Economic Impact of Unconventional Oil and Gas Production
Economic Impact of Unconventional Oil and Gas Production
It has taken millions of years for the ancient organic matter trapped within North America’s geological formations to become the crude oil and natural gas used today.
These naturally formed reservoirs of carbon and hydrogen are easy to extract with minimal damage to the environment. They can be extracted using “conventional” drilling and extracting methods that use natural pressure.
However, many of these oil and gas reservoirs are in decline. Thirty years ago finding oil in North America was not difficult; it was abundant. Nowadays, on the other hand, oil is hard to locate and more costly to extract.
To meet the rising demands, the world has turned to unconventional methods of oil and gas production. All of these strategies impact our world today.
The Growing Demand For Oil and Gas
In 2011, Canada produced more than 2.1 million barrels of oil per day. Even that large amount is not sufficient to meet the country’s demands.
Over the past 20 years, the demand for oil has dramatically risen; making crude oil one of the most sought after, actively traded, commodities in the world.
In fact, it is predicted that the global demand for oil will rise by 14 million barrels per day and will reach a demand for 101 million barrels a day in 2035.
With the decline of conventional resources, to bridge the gap between supply and demand, Canada and the US are exploring and developing unconventional production methods.
Unconventional Oil and Gas Production
Canada is fortunate to have the oil sands of Northern Alberta. And although Alberta’s oil sands are the world’s second-largest source of unconventional oil, this vast unconventional source of oil has many benefits and downfalls.
For one, extracting oil from sand is an expensive process. The sands are located in a remote area of Canada that is difficult to access. Skilled workers must be brought in from other areas of Canada, which also adds to the productions costs.
The oil sands continue to be a source of controversy. Environmental activists such as Greenpeace and Pembina Institute have increasing concerns of ecological harm, as well as the effects of global warming because of the greenhouse gases emitted during the process.
In the United States, the resurgence in oil and gas production is beginning to redraw the global energy map. For one thing, fracking has become an “energy game changer”.

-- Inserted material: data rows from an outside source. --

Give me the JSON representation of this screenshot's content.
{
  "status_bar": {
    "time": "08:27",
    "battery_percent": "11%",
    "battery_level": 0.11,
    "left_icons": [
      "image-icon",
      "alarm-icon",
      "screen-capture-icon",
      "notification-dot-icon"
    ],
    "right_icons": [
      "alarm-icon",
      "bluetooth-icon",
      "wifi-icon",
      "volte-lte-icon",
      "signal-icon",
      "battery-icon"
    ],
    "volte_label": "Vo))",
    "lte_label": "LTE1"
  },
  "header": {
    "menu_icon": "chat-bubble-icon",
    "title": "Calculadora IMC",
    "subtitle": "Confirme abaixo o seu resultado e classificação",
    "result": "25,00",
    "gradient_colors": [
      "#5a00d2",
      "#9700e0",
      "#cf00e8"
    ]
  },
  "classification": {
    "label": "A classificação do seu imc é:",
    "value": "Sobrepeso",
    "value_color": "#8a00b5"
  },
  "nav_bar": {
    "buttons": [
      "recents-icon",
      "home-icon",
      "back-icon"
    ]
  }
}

New emerging technologies are unlocking access to light, tight oil and shale gas resources. As a result, this unconventional form of oil and gas production is changing the role of North America in global energy trade, and influencing the prices of gas and electricity in the US. Prices have dropped substantially, giving the industry a competitive edge.
This unprecedented growth of shale production makes the US the largest liquids producer worldwide. In 2012, of all natural gas production, shale production was 39% in the US and 15% in Canada.
According to a joint US Energy Information Administration (EIA) and Advanced Resources International (ARI) study released in June of 2013 – although a dozen other countries have conducted exploratory test wells – Canada and the US are the only major producers of commercially viable natural gas from shale formations in the world.
Outside of North America, China has registered commercially viable productions of shale gas; however shale contributes to less than 1% of China’s total natural gas production.
The ability to unlock new types of resources (such as light tight oil (LTO) and ultra-deepwater fields) and to improve recovery rates in existing fields shows promising signs. Each year, the amount of oil that remains to be produced is on the rise.
Are Our Oil Troubles Over?
New oil production methods and resources must be discovered. The level of success with LTO needs to be replicated and unconventional resources need to be discovered throughout the country.
For example, the Lorraine Formation in the St. Lawrence Lowlands is predominantly unconventional gas silt and is considered an available resource, but no estimates are available at this time.
Shale gas resources have also been identified in Western Canada, Quebec, the Maritimes and a very small area in Southern Ontario. Extensive exploration is being conducted to quantify the potential of these resources however sustained production is only occurring from the Horn River Basin in northeast British Columbia and a small field of shallow shale gas in the Wildemere region of east central Alberta.
It is crucial to continue the exploration and advancement of technology in this industry, as the economic impact of unconventional oil and gas production is too beneficial to ignore.